DEROULEMENT DES DEBATS
A l’audience publique, le magistrat du siège du tribunal judiciaire a procédé au rappel de l’identité des parties
Après avoir rappelé à la personne retenue les droits qui lui sont reconnus par le code de l’entrée et du séjour des étrangers et du droit d’asile pendant sa rétention et l’avoir informée des possibilités et des délais de recours contre toutes décisions le concernant;
Si exceptions de nullité :
Après dépôt de conclusions par le conseil de l’intéressé, jointes au dossier et évoquées in limine litis, et après avoir entendu les parties, le défendeur ayant eu la parole en dernier, l’incident est joint au fond;
M. représentant le préfet a été entendu en ses observations ;
M. [O] X SE DISANT [F] a été entendu(e) en ses explications ;
Me Baudouin BOKOLOMBE, avocat de M. [O] X SE DISANT [F], a été entendu en sa plaidoirie ;
En l’absence du ministère public, régulièrement avisé;
MOTIFS DE LA DÉCISION
Vu l’ordonnance rendue le vendredi 18 juillet 2025 par le juge des libertés et de la détention autorisant une seconde prolongation de la mesure de rétention administrative de Monsieur X., se disant [O] [F], pour une durée de trente jours, ainsi que l’arrêt confirmatif de la Première présidente de la cour d’appel de BORDEAUX du mercredi 23 juillet suivant,
Vu, annexée de toutes les pièces utiles, la requête de Monsieur le Préfet du département de la Corrèze adressée au greffe du juge des libertés et de la détention le samedi 16 août 2025 à 14 heures 03 tendant à la prolongation de la mesure de rétention à l’issue du délai de trente jours précité, pour une nouvelle durée de quinze jours supplémentaires,
Au soutien de sa demande de prolongation, Monsieur le Préfet, entre autres considérations, expose, s’agissant des événements survenus après les décisions judiciaires susvisées, avoir adressé une nouvelle relance au consulat d’Algérie le 7 août 2025, rappel étant fait que l’intéressé, qui s’est à diverses reprises présenté sous des identités différentes, a été identifié par les autorités Interpol algériennes le 15 février 2025 comme étant en réalité [M] [P], né le 20 avril 1996 à ORAN. Le Préfet de la Corrèze justifie sa demande de troisième prolongation en faisant état d’une menace pour l’ordre public.

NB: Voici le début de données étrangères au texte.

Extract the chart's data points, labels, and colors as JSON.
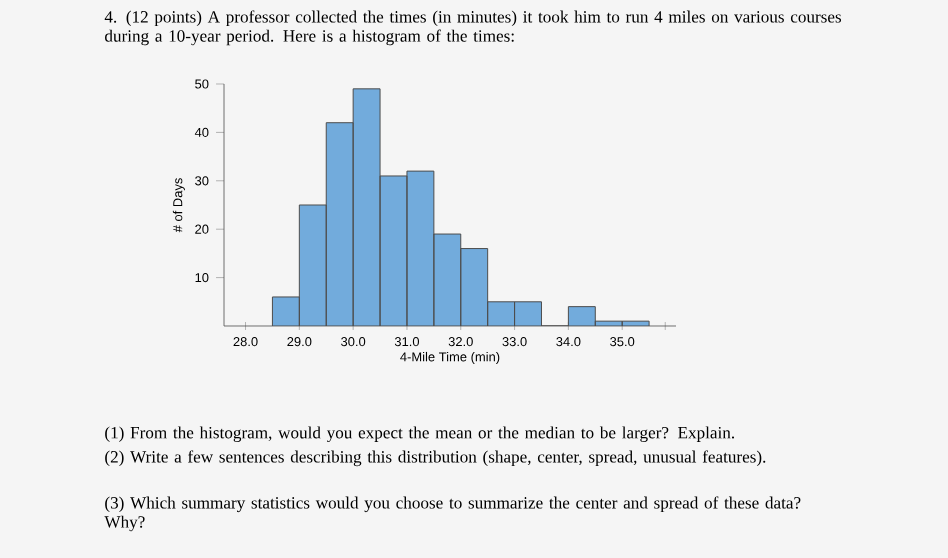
{
  "chart_data": {
    "type": "histogram",
    "title": "4. (12 points) A professor collected the times (in minutes) it took him to run 4 miles on various courses during a 10-year period. Here is a histogram of the times:",
    "xlabel": "4-Mile Time (min)",
    "ylabel": "# of Days",
    "bins": [
      28.5,
      29.0,
      29.5,
      30.0,
      30.5,
      31.0,
      31.5,
      32.0,
      32.5,
      33.0,
      33.5,
      34.0,
      34.5,
      35.0,
      35.5
    ],
    "values": [
      6,
      25,
      42,
      49,
      31,
      32,
      19,
      16,
      5,
      5,
      0,
      4,
      1,
      1
    ],
    "color": "#72abdc",
    "xlim": [
      27.6,
      36.0
    ],
    "ylim": [
      0,
      50
    ],
    "xticks": [
      {
        "value": 28.0,
        "label": "28.0"
      },
      {
        "value": 29.0,
        "label": "29.0"
      },
      {
        "value": 30.0,
        "label": "30.0"
      },
      {
        "value": 31.0,
        "label": "31.0"
      },
      {
        "value": 32.0,
        "label": "32.0"
      },
      {
        "value": 33.0,
        "label": "33.0"
      },
      {
        "value": 34.0,
        "label": "34.0"
      },
      {
        "value": 35.0,
        "label": "35.0"
      },
      {
        "value": 35.8,
        "label": null
      }
    ],
    "yticks": [
      10,
      20,
      30,
      40,
      50
    ],
    "annotations": [
      "(1) From the histogram, would you expect the mean or the median to be larger? Explain.",
      "(2) Write a few sentences describing this distribution (shape, center, spread, unusual features).",
      "(3) Which summary statistics would you choose to summarize the center and spread of these data? Why?"
    ]
  }
}
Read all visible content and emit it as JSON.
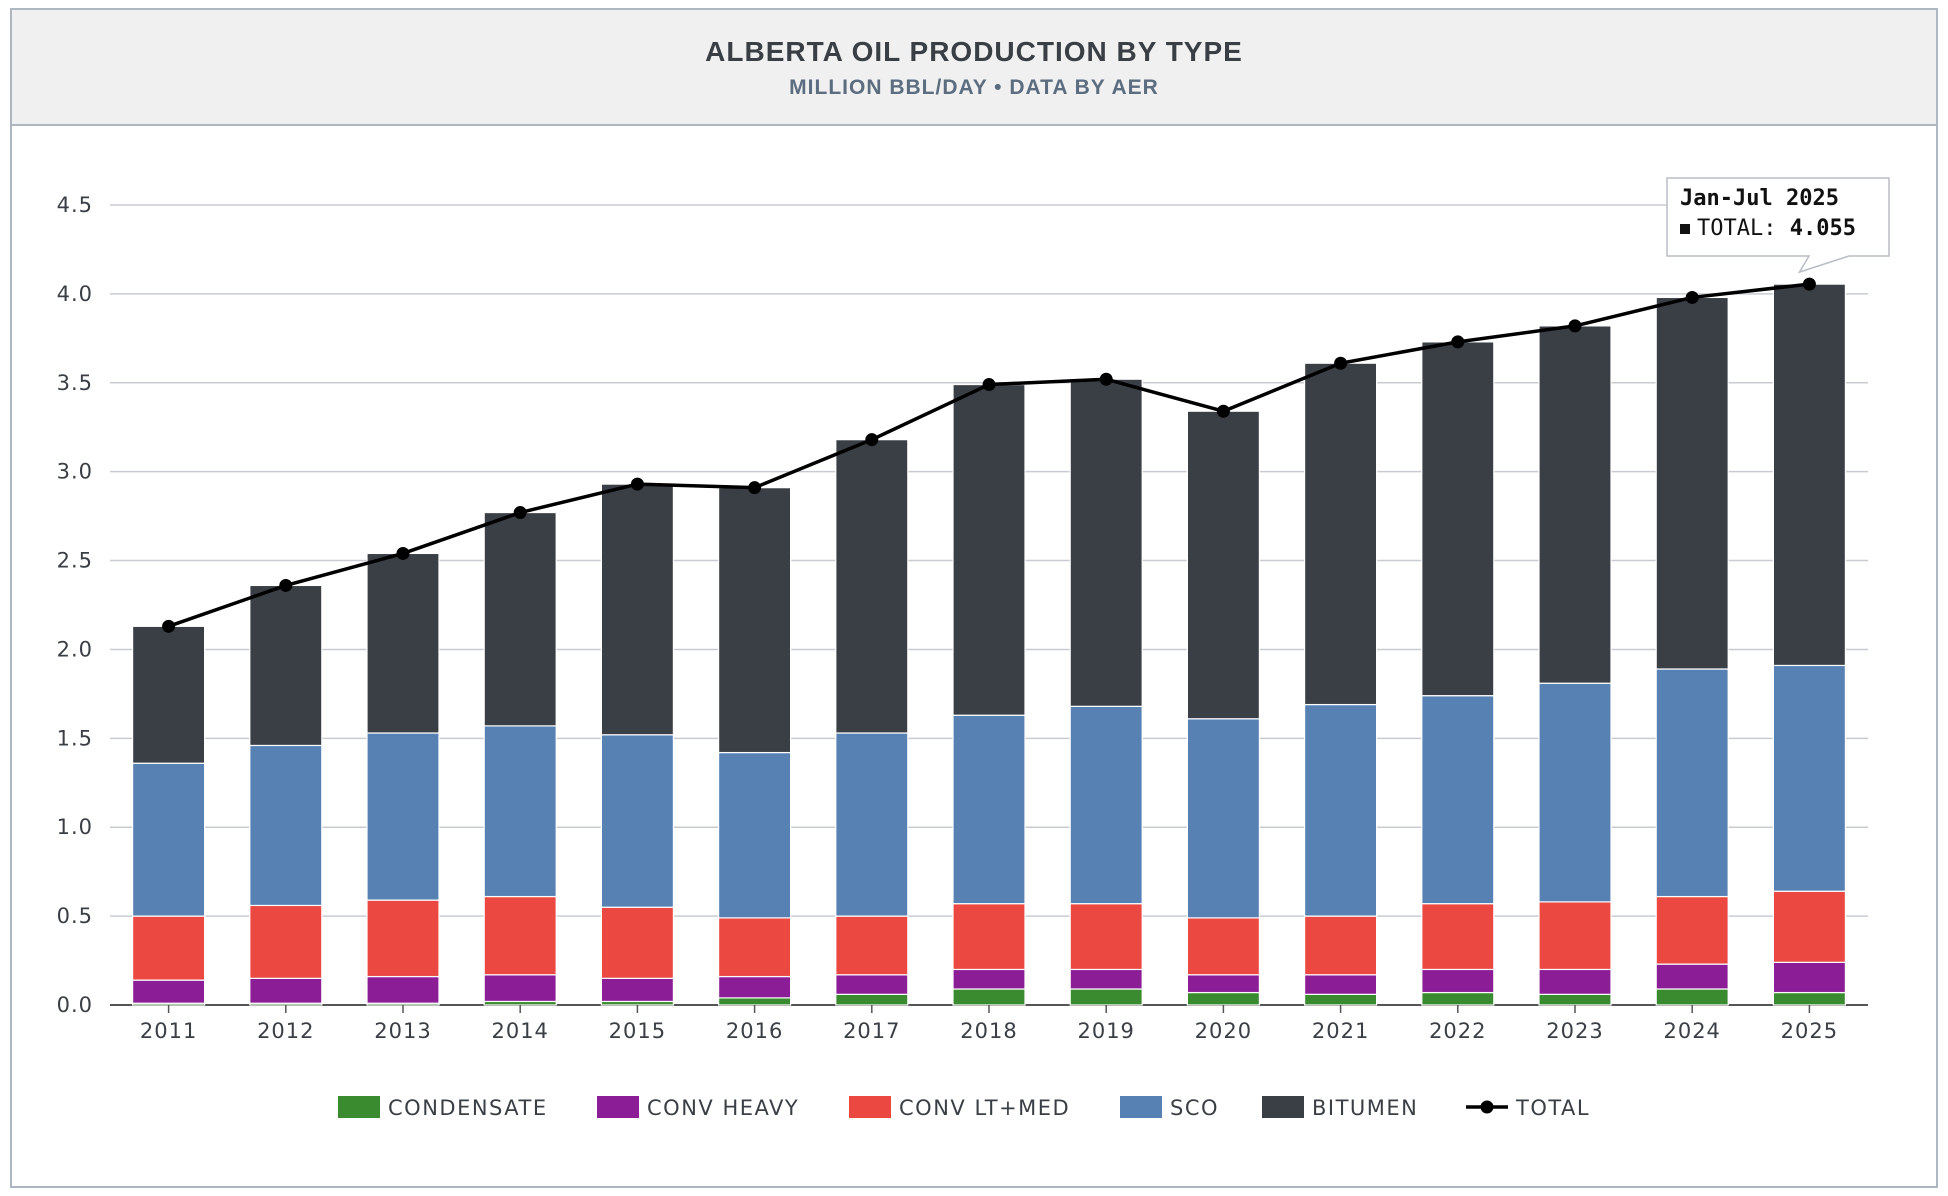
{
  "header": {
    "title": "ALBERTA OIL PRODUCTION BY TYPE",
    "subtitle": "MILLION BBL/DAY • DATA BY AER"
  },
  "tooltip": {
    "title": "Jan-Jul 2025",
    "label": "TOTAL:",
    "value": "4.055"
  },
  "chart_data": {
    "type": "bar",
    "stacked": true,
    "title": "ALBERTA OIL PRODUCTION BY TYPE",
    "subtitle": "MILLION BBL/DAY • DATA BY AER",
    "xlabel": "",
    "ylabel": "",
    "ylim": [
      0,
      4.5
    ],
    "yticks": [
      "0.0",
      "0.5",
      "1.0",
      "1.5",
      "2.0",
      "2.5",
      "3.0",
      "3.5",
      "4.0",
      "4.5"
    ],
    "grid": true,
    "legend_position": "bottom",
    "categories": [
      "2011",
      "2012",
      "2013",
      "2014",
      "2015",
      "2016",
      "2017",
      "2018",
      "2019",
      "2020",
      "2021",
      "2022",
      "2023",
      "2024",
      "2025"
    ],
    "series": [
      {
        "name": "CONDENSATE",
        "color": "#3a8a2f",
        "values": [
          0.01,
          0.01,
          0.01,
          0.02,
          0.02,
          0.04,
          0.06,
          0.09,
          0.09,
          0.07,
          0.06,
          0.07,
          0.06,
          0.09,
          0.07
        ]
      },
      {
        "name": "CONV HEAVY",
        "color": "#8b1e96",
        "values": [
          0.13,
          0.14,
          0.15,
          0.15,
          0.13,
          0.12,
          0.11,
          0.11,
          0.11,
          0.1,
          0.11,
          0.13,
          0.14,
          0.14,
          0.17
        ]
      },
      {
        "name": "CONV LT+MED",
        "color": "#ea4841",
        "values": [
          0.36,
          0.41,
          0.43,
          0.44,
          0.4,
          0.33,
          0.33,
          0.37,
          0.37,
          0.32,
          0.33,
          0.37,
          0.38,
          0.38,
          0.4
        ]
      },
      {
        "name": "SCO",
        "color": "#5781b3",
        "values": [
          0.86,
          0.9,
          0.94,
          0.96,
          0.97,
          0.93,
          1.03,
          1.06,
          1.11,
          1.12,
          1.19,
          1.17,
          1.23,
          1.28,
          1.27
        ]
      },
      {
        "name": "BITUMEN",
        "color": "#3a3f46",
        "values": [
          0.77,
          0.9,
          1.01,
          1.2,
          1.41,
          1.49,
          1.65,
          1.86,
          1.84,
          1.73,
          1.92,
          1.99,
          2.01,
          2.09,
          2.145
        ]
      }
    ],
    "total": {
      "name": "TOTAL",
      "color": "#000000",
      "values": [
        2.13,
        2.36,
        2.54,
        2.77,
        2.93,
        2.91,
        3.18,
        3.49,
        3.52,
        3.34,
        3.61,
        3.73,
        3.82,
        3.98,
        4.055
      ]
    }
  }
}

L’intéressé, assisté de son conseil, a conclu au rejet de la demande, en rappelant les caractère exceptionnel des conditions autorisant une troisième prolongation et en faisant observer que les perspectives d’éloignement sont désormais très réduites, pour ne pas dire nulles, tenant le défaut de réponse des autorités algériennes.
SUR QUOI :
En vertu de l’article L.742-5 3° du CESEDA, le juge des libertés et de la détention peut, à titre exceptionnel, être à nouveau être saisi aux fins de prolongation du maintien en rétention au-delà de la durée maximale de rétention prévue à l’article L.742-4 lorsqu’il est apparu, dans les quinze derniers jours :
1° L’étranger a fait obstruction à l’exécution d’office de la décision d’éloignement ;
2° L’étranger a présenté, dans le seul but de faire échec à la décision d’éloignement :
a) une demande de protection contre l’éloignement au titre du 5° de l’article L. 631-3 ;
b) ou une demande d’asile dans les conditions prévues aux articles L. 754-1 et L. 754-3 ;
3° La décision d’éloignement n’a pu être exécutée en raison du défaut de délivrance des documents de voyage par le consulat dont relève l’intéressé et qu’il est établi par l’autorité administrative compétente que cette délivrance doit intervenir à bref délai.
Il est indiqué dans ce même article que le juge peut également être saisi en cas d’urgence absolue ou de menace pour l’ordre public.
L’étranger est alors maintenu en rétention jusqu’à ce que le juge ait statué.
Si le juge ordonne la prolongation de la rétention, celle-ci court à compter de l’expiration de la dernière période de rétention pour une nouvelle période d’une durée maximale de quinze jours.
Si l’une des circonstances mentionnées aux 1°, 2° ou 3° ou au septième alinéa du présent article survient au cours de la prolongation exceptionnelle ordonnée en application de l’avant-dernier alinéa, elle peut être renouvelée une fois, dans les mêmes conditions. La durée maximale de la rétention n’excède alors pas quatre-vingt-dix jours.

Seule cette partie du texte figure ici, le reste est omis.